I don’t think it is. Books are not just the text inside of them.
Nothing. The things we want to archive permanently one hundred years ago were mostly paper. The things we will want to archive one hundred years from now will be mostly digital. I’m trying to say that archiving paper is a solved problem, archiving digital data needs to be solved. For example, the Arab Spring of 2010 made great use of Twitter. I think that’s worth archiving and fortunately the Library of Congress is doing that.
Never had a subscription but I hear 'ya. It sucks all around what has happened there. It’s like the Chinese just bought all rights to the American flag. Sad.
Regardless of the archival/longevity issue, there is a more pressing problem – the presentation (and doing of) science is getting more and more corrupted by politics/business. Having someone like Murdoch buy NG is just another step along the way. The highest rated journals are also owned by large corporations (well, maybe not as large as Fox). Do we need to fear that these publishers are going to one day start insisting on an editorial say? Are they already? It would be really bad if say, Nature went the way of National Geografox. Apparently five big publishers dominate science publishing. See “The Oligopoly of Academic Publishers in the Digital Era” http://journals.plos.org/plosone,/article?id=10.1371/journal.pone.0127502
Of course by citing something in PLOS I may be sort of answering my own question . . .
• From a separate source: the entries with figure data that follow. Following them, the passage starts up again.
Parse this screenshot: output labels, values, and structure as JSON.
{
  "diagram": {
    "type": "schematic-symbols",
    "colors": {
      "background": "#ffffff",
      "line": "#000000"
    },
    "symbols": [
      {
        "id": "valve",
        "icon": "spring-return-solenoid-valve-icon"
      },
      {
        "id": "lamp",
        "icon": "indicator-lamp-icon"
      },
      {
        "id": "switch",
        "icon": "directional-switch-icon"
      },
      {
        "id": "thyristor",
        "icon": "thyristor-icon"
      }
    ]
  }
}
I think the lesson here is that (especially for that particular example) you can archive it to print (in history journals). I don’t believe the problem of digital can be resolved anywhere near as well. You propose that such could exist, and maybe it could, but my point is print is a real solution right now that provably works over the long term.
There’s always issues with print (no pun intended), but it’s not necessary that print be a perfect solution, merely that it works well enough for the scope of the problem.
I hate to say it, but maybe Murdoch came at the right time to deliver the scythe to Nat. Geo. It’s been lingering for years, and yeah, there’s problems with the art direction which seriously annoy me, but I still love the magazine and will continue to read it.
Everything dies. Maybe it’s better Murdoch is given credit for killing it. But I don’t like this trend at all.
Sure. This entire thread I’ve been saying digital needs to be solved, not that whatever model of hard drive you mentioned is the solution.
When we wanted to send a message into space (the ultimate long term storage project), we put it on a golden record and bolted it to the side of the spacecraft. Decoding instructions were included on that disk. The same type of thinking can solve the digital problem.
I had hoped Murdoch wouldn’t mess with it, which is why I didn’t initially cancel my subscription (giving him an enormous benefit of the doubt). But what can one expect? This is the man who folded an entire newspaper, thus laying off thousands, because a closed business can’t be sued for illicit and Illegal hacking.
[quote=“doctorow, post:1, topic:68728”]
the company fired some of its most senior, decorated staff.
[/quote]Yeah, I won’t be purchasing any more National Geographic magazines. The publication is now dead to me.
I don’t want to even see the upcoming climate change impact denial articles on “How climate change is helpful” and other bullshit.
The days of top-down media should be dead already. There is no longer any excuse to have or complain about “big” (what does that even mean?) magazines when anyone can start their own and distribute it for free. Same thing goes for the awful state of broadcast news. Draft a charter of journalistic standards, prevent it from being sold out to robber barons, and off you go!